Voluntary termination allows you to legally end a car finance agreement early, giving you the option to return the vehicle and exit the contract in specific situations. If you lose your job, face unexpected costs, or encounter significant changes in your circumstances, this option lets you avoid penalties and move on.

Is voluntary termination worth it?

Having the right to voluntary termination can offer peace of mind if your circumstances change while you're in the middle of a finance agreement, or if your car no longer fits into your lifestyle. Voluntary termination applies to both Hire Purchase (HP) and Personal Contract Purchase (PCP) car finance.

Can you be sued if you voluntarily surrender your car?

They sold it at auction. Why are they suing me for the balance? The short answer is that you signed a contract to pay for a loan, and you are responsible regardless of whether you have the car or not.

What is Dave Ramsey's rule on cars?

Dave Ramsey's core car rules emphasize paying cash, avoiding new cars (unless you're a millionaire), keeping your total vehicle value under half your annual income, and using a strict budget, often suggesting the 20/4/10 rule (20% down, 4-year loan, 10% total car expenses) as a guideline if financing, but preferring no debt at all to avoid depreciating assets trapping you. He stresses buying reliable, used vehicles to prevent debt and build wealth.

What is the 1% rule when leasing?

The "1% lease rule" is a guideline in both real estate (rental income should be 1% of property cost) and auto leasing (monthly payment ideally under 1% of MSRP), used for quickly assessing potential deals, though it's a simplified benchmark that doesn't account for all expenses or market variations. In car leasing, a $40,000 car should ideally lease for around $400/month (before tax), while for real estate, a $200,000 home should aim for $2,000/month in rent.

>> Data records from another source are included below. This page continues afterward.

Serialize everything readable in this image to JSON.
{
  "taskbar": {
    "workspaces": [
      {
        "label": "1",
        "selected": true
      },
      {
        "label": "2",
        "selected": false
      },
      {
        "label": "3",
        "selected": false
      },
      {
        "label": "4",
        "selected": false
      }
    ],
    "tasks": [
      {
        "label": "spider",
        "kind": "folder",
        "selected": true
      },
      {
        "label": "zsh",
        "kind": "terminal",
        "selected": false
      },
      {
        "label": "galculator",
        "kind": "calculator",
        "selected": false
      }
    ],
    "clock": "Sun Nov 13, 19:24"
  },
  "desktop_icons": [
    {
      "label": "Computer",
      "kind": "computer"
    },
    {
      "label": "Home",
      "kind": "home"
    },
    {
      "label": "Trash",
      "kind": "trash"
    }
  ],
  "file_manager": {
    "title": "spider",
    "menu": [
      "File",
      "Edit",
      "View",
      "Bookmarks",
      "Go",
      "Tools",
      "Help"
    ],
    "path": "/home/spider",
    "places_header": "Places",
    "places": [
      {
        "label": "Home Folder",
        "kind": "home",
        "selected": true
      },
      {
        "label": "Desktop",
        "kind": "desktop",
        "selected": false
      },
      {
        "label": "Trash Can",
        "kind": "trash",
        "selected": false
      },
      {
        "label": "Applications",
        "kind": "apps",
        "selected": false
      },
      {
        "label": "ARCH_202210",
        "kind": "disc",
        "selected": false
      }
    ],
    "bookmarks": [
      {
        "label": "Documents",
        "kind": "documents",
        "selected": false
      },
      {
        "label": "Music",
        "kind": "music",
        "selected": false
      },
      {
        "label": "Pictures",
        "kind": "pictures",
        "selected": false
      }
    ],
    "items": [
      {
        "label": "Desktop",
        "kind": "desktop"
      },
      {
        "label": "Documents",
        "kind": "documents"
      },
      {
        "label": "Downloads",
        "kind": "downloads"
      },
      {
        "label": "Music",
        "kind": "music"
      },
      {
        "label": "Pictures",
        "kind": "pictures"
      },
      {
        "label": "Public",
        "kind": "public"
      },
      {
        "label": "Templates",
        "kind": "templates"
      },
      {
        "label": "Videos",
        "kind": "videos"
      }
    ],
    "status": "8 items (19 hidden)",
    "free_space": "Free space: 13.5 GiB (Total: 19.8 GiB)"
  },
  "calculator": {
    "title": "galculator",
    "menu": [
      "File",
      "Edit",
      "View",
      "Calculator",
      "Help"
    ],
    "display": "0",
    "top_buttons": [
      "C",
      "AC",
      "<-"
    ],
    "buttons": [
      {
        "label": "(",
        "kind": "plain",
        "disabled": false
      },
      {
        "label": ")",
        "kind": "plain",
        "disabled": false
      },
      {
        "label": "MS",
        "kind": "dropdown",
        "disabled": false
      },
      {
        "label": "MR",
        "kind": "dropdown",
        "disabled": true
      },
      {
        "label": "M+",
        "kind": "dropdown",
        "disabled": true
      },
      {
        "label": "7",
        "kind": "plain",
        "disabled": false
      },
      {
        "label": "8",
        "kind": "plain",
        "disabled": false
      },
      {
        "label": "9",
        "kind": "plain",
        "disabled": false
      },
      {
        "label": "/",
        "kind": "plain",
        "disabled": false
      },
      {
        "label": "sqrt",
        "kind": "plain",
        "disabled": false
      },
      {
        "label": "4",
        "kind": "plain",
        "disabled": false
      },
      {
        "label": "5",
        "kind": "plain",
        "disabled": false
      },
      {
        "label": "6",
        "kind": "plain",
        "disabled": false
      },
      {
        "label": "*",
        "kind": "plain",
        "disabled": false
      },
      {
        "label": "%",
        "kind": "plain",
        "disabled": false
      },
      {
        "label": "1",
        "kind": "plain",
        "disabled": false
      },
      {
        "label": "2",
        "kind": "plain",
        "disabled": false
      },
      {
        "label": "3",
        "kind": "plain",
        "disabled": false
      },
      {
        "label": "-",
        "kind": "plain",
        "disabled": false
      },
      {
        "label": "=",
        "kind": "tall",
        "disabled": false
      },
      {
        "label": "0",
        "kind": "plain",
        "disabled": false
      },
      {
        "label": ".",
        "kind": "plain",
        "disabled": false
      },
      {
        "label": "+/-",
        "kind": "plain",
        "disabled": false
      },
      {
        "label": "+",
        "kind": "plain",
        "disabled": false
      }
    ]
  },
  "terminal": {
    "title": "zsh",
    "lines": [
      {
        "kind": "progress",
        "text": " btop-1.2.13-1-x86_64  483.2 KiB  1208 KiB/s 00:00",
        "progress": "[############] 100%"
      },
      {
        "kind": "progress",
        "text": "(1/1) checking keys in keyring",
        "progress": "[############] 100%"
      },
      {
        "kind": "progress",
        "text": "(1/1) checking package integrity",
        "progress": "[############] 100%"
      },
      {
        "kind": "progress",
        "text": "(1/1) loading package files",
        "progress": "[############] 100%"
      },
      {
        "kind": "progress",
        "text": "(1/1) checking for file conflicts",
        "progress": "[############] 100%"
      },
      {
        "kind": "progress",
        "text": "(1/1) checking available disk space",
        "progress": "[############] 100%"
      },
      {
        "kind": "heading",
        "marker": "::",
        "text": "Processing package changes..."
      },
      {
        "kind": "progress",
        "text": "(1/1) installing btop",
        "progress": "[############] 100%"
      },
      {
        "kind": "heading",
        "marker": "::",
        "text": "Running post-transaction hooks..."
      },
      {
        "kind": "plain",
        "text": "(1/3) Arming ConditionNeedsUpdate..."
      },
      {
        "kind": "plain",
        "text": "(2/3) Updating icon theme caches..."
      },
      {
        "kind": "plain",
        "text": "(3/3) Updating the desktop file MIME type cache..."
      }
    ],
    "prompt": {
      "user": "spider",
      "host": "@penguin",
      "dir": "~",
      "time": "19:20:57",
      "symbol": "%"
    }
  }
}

What is the 50 30 20 rule for car payments?

The 50/30/20 rule is a simple budget guideline: 50% of your after-tax income for needs (like housing, groceries, and car payments/expenses), 30% for wants (dining out, entertainment), and 20% for savings and debt repayment. For a car payment, this means your total monthly car expenses (loan, insurance, gas, maintenance) should ideally fit within the 50% "Needs" category, with some experts suggesting car costs shouldn't exceed 10-15% of your income overall, making a modest car a "need" and luxury vehicles a "want".